Optimal Rates of Kernel Ridge Regression under Source Condition in Large Dimensions
Haobo Zhang, Yicheng Li, Weihao Lu, Qian Lin
TL;DR
This work develops a general framework to characterize kernel ridge regression in high-dimensional settings where the sample size scales as $n\asymp d^{\gamma}$ and the target lies in an interpolation space $[\mathcal{H}]^{s}$ with $s>0$. By introducing capacity- and source-condition-dependent quantities $\mathcal{N}_{1}, \mathcal{N}_{2}, \mathcal{M}_{1}, \mathcal{M}_{2}$, the authors derive matching upper and lower bounds for the generalization error with an optimally chosen regularization parameter $\lambda$, and show minimax optimality for $0< s\le 1$ while revealing a saturation effect for $s>1$ in large dimensions.

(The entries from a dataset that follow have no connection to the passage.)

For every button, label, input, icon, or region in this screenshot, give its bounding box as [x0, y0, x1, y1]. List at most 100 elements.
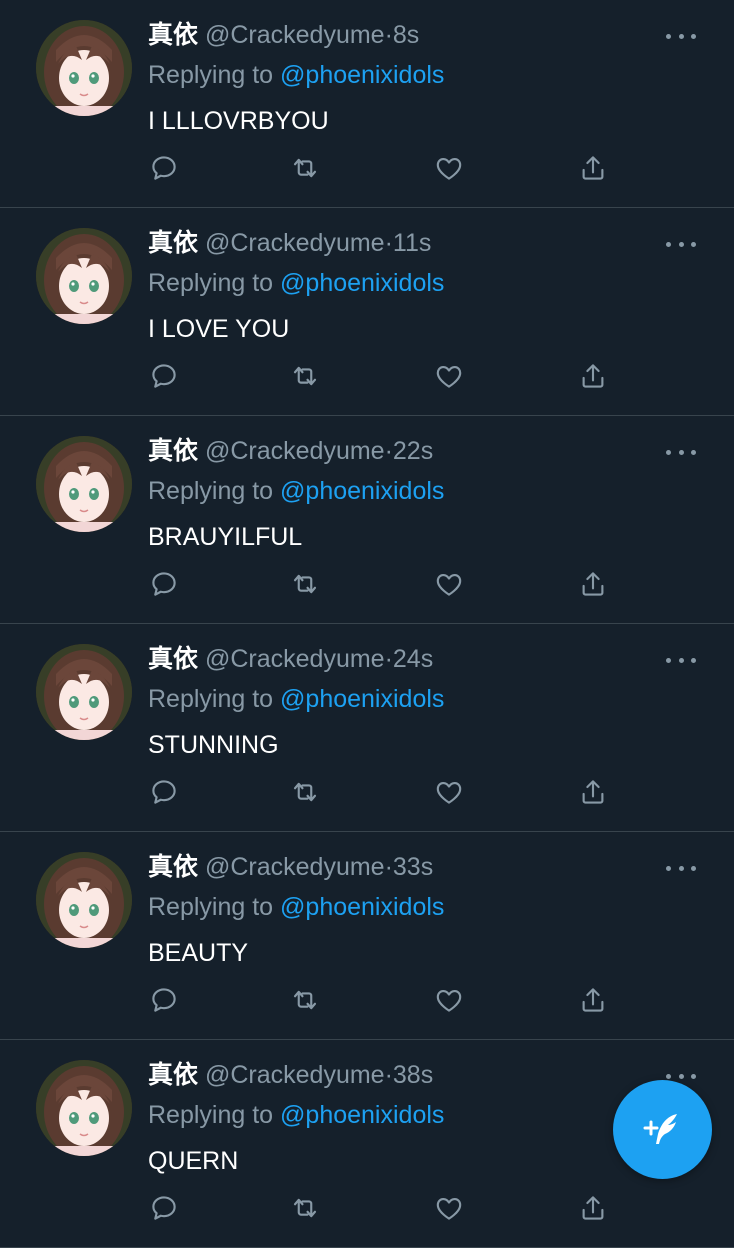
reply-button[interactable] [148, 980, 180, 1020]
timestamp[interactable]: 8s [393, 21, 419, 49]
mention-link[interactable]: @phoenixidols [280, 685, 444, 713]
timestamp[interactable]: 38s [393, 1061, 433, 1089]
display-name[interactable]: 真依 [148, 645, 198, 673]
avatar[interactable] [36, 644, 132, 740]
reply-button[interactable] [148, 1188, 180, 1228]
reply-button[interactable] [148, 772, 180, 812]
share-button[interactable] [577, 564, 609, 604]
share-button[interactable] [577, 980, 609, 1020]
like-button[interactable] [433, 980, 465, 1020]
tweet-text: I LLLOVRBYOU [148, 107, 329, 135]
reply-button[interactable] [148, 356, 180, 396]
tweet-text: I LOVE YOU [148, 315, 290, 343]
separator-dot: · [384, 437, 393, 465]
timestamp[interactable]: 33s [393, 853, 433, 881]
share-icon [582, 572, 604, 596]
replying-to: Replying to @phoenixidols [148, 682, 444, 716]
share-icon [582, 1196, 604, 1220]
share-button[interactable] [577, 356, 609, 396]
retweet-icon [293, 366, 317, 386]
retweet-button[interactable] [289, 772, 321, 812]
like-button[interactable] [433, 148, 465, 188]
like-button[interactable] [433, 356, 465, 396]
tweet-header: 真依 @Crackedyume·38s [148, 1058, 433, 1092]
tweet[interactable]: 真依 @Crackedyume·22s Replying to @phoenix… [0, 416, 734, 624]
more-icon[interactable] [666, 854, 696, 882]
like-button[interactable] [433, 564, 465, 604]
more-icon[interactable] [666, 230, 696, 258]
compose-tweet-button[interactable] [613, 1080, 712, 1179]
display-name[interactable]: 真依 [148, 853, 198, 881]
share-button[interactable] [577, 148, 609, 188]
replying-to: Replying to @phoenixidols [148, 266, 444, 300]
user-handle[interactable]: @Crackedyume [205, 437, 385, 465]
tweet-actions [148, 356, 618, 396]
share-icon [582, 988, 604, 1012]
replying-to: Replying to @phoenixidols [148, 1098, 444, 1132]
more-icon[interactable] [666, 646, 696, 674]
avatar[interactable] [36, 20, 132, 116]
timestamp[interactable]: 22s [393, 437, 433, 465]
tweet-header: 真依 @Crackedyume·24s [148, 642, 433, 676]
avatar[interactable] [36, 1060, 132, 1156]
avatar-image [36, 228, 132, 324]
retweet-icon [293, 158, 317, 178]
share-button[interactable] [577, 1188, 609, 1228]
reply-button[interactable] [148, 148, 180, 188]
user-handle[interactable]: @Crackedyume [205, 645, 385, 673]
tweet[interactable]: 真依 @Crackedyume·33s Replying to @phoenix… [0, 832, 734, 1040]
like-button[interactable] [433, 1188, 465, 1228]
share-icon [582, 780, 604, 804]
tweet-header: 真依 @Crackedyume·33s [148, 850, 433, 884]
share-icon [582, 364, 604, 388]
mention-link[interactable]: @phoenixidols [280, 61, 444, 89]
timeline: 真依 @Crackedyume·8s Replying to @phoenixi… [0, 0, 734, 1248]
retweet-button[interactable] [289, 356, 321, 396]
reply-button[interactable] [148, 564, 180, 604]
avatar[interactable] [36, 436, 132, 532]
mention-link[interactable]: @phoenixidols [280, 893, 444, 921]
reply-icon [152, 364, 176, 388]
mention-link[interactable]: @phoenixidols [280, 477, 444, 505]
retweet-icon [293, 990, 317, 1010]
avatar[interactable] [36, 852, 132, 948]
tweet-text: BRAUYILFUL [148, 523, 303, 551]
display-name[interactable]: 真依 [148, 437, 198, 465]
share-button[interactable] [577, 772, 609, 812]
retweet-button[interactable] [289, 980, 321, 1020]
tweet[interactable]: 真依 @Crackedyume·8s Replying to @phoenixi… [0, 0, 734, 208]
display-name[interactable]: 真依 [148, 21, 198, 49]
retweet-button[interactable] [289, 148, 321, 188]
avatar-image [36, 436, 132, 532]
mention-link[interactable]: @phoenixidols [280, 1101, 444, 1129]
user-handle[interactable]: @Crackedyume [205, 1061, 385, 1089]
retweet-button[interactable] [289, 564, 321, 604]
replying-to-label: Replying to [148, 1101, 274, 1129]
tweet-header: 真依 @Crackedyume·22s [148, 434, 433, 468]
tweet-header: 真依 @Crackedyume·8s [148, 18, 419, 52]
display-name[interactable]: 真依 [148, 229, 198, 257]
timestamp[interactable]: 24s [393, 645, 433, 673]
user-handle[interactable]: @Crackedyume [205, 853, 385, 881]
user-handle[interactable]: @Crackedyume [205, 21, 385, 49]
reply-icon [152, 156, 176, 180]
separator-dot: · [384, 229, 393, 257]
avatar-image [36, 852, 132, 948]
tweet[interactable]: 真依 @Crackedyume·24s Replying to @phoenix… [0, 624, 734, 832]
timestamp[interactable]: 11s [393, 229, 431, 257]
display-name[interactable]: 真依 [148, 1061, 198, 1089]
replying-to-label: Replying to [148, 685, 274, 713]
mention-link[interactable]: @phoenixidols [280, 269, 444, 297]
like-button[interactable] [433, 772, 465, 812]
tweet-text: QUERN [148, 1147, 239, 1175]
more-icon[interactable] [666, 438, 696, 466]
retweet-icon [293, 782, 317, 802]
replying-to: Replying to @phoenixidols [148, 474, 444, 508]
avatar[interactable] [36, 228, 132, 324]
replying-to-label: Replying to [148, 61, 274, 89]
user-handle[interactable]: @Crackedyume [205, 229, 385, 257]
reply-icon [152, 988, 176, 1012]
more-icon[interactable] [666, 22, 696, 50]
tweet[interactable]: 真依 @Crackedyume·11s Replying to @phoenix… [0, 208, 734, 416]
retweet-button[interactable] [289, 1188, 321, 1228]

The results exhibit periodic plateau and multiple-descent behavior of the learning curves as $\gamma$ varies and unify prior findings at $s=0$ and $s=1$. Applied to inner-product kernels on the sphere and to neural tangent kernels, the paper provides exact rates for all $s>0$ and clarifies how high-dimensional geometry and smoothness interact with learning, with implications for understanding kernel methods and neural networks in high dimensions. Overall, the work advances precise rate theory for kernel methods in large dimensions and highlights new saturation phenomena beyond classical fixed-dimension theory.
Abstract
Motivated by the studies of neural networks (e.g.,the neural tangent kernel theory), we perform a study on the large-dimensional behavior of kernel ridge regression (KRR) where the sample size $n \asymp d^γ$ for some $γ> 0$. Given an RKHS $\mathcal{H}$ associated with an inner product kernel defined on the sphere $\mathbb{S}^{d}$, we suppose that the true function $f_ρ^{*} \in [\mathcal{H}]^{s}$, the interpolation space of $\mathcal{H}$ with source condition $s>0$. We first determined the exact order (both upper and lower bound) of the generalization error of kernel ridge regression for the optimally chosen regularization parameter $λ$. We then further showed that when $0<s\le1$, KRR is minimax optimal; and when $s>1$, KRR is not minimax optimal (a.k.a. he saturation effect). Our results illustrate that the curves of rate varying along $γ$ exhibit the periodic plateau behavior and the multiple descent behavior and show how the curves evolve with $s>0$. Interestingly, our work provides a unified viewpoint of several recent works on kernel regression in the large-dimensional setting, which correspond to $s=0$ and $s=1$ respectively.